Later, after Paul had taken a shower, after he had dressed in one of Miles’ crisply ironed shirts generously provided by his wife, after he had read two newspapers—one of them Jewish, which he dutifully leafed through without understanding one word—after he had basically done anything to keep from jumping out of his skin, Miles called.
“Okay,” he said. “Brace yourself. I got through.”
“What?”
“I called a few more times last night—nothing. Ten times this morning—still nothing. I finally got him this afternoon. Our friend Pablo.”
“And?” Paul felt the vague stirring of hope.
“He was suspicious, of course. To put it mildly. First he denied even knowing you. Even when I told him who I was, that I know everything that happened there. After a while he said okay, he might know you a little, but he had no idea what I was talking about. He drove you places, that’s it. I told him to relax—no one’s going to the police. His memory seemed to come back then. I told him about the house being burned down. I assured him we’ve still got the drugs. I think it’s going to be okay. He’s going to get back to me. He’s going to tell us how to deliver the bag. The where and when.”
“And Joanna?
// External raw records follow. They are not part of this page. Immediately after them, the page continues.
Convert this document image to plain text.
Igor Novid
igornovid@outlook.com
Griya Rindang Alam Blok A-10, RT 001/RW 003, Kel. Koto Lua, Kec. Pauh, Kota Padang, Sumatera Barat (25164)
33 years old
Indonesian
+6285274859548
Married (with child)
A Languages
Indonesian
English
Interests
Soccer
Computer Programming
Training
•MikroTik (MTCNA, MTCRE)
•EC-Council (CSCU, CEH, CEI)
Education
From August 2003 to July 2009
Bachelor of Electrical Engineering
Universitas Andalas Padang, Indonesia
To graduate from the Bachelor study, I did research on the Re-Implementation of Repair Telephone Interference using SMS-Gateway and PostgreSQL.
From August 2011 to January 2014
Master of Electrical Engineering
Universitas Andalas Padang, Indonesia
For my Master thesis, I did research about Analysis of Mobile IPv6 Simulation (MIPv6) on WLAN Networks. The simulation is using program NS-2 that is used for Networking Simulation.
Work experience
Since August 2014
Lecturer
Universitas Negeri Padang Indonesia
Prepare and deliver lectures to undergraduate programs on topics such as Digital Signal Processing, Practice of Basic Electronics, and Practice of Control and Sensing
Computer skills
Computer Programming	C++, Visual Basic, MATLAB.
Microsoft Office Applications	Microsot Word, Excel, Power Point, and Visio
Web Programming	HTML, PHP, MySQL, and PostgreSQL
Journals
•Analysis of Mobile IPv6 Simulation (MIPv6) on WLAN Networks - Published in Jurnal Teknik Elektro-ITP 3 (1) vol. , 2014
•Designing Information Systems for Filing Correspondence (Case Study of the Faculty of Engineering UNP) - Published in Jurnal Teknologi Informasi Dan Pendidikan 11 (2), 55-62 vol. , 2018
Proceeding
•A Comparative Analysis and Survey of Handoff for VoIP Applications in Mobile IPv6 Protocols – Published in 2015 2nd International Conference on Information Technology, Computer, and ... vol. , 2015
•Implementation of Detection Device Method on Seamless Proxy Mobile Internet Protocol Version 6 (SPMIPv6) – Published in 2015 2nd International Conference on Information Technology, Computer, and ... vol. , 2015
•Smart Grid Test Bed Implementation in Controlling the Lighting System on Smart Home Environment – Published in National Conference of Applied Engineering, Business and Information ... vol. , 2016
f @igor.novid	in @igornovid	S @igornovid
And my daughter . . . Are they . . . ?”
“They’re fine.”
Paul felt the large knot that had lodged somewhere in the pit of his stomach slowly begin to unwind. At least, a little.
“I asked Pablo if he was absolutely sure about that,” Miles continued. “I laid it out for him so there’d be no mistaking. No Joanna and Joelle—no drugs. I think he got it. It’s like litigation. You have to make them think you’ve got the upper hand, even if you don’t. Who knows? Maybe we do. We’ve got their drugs, right?”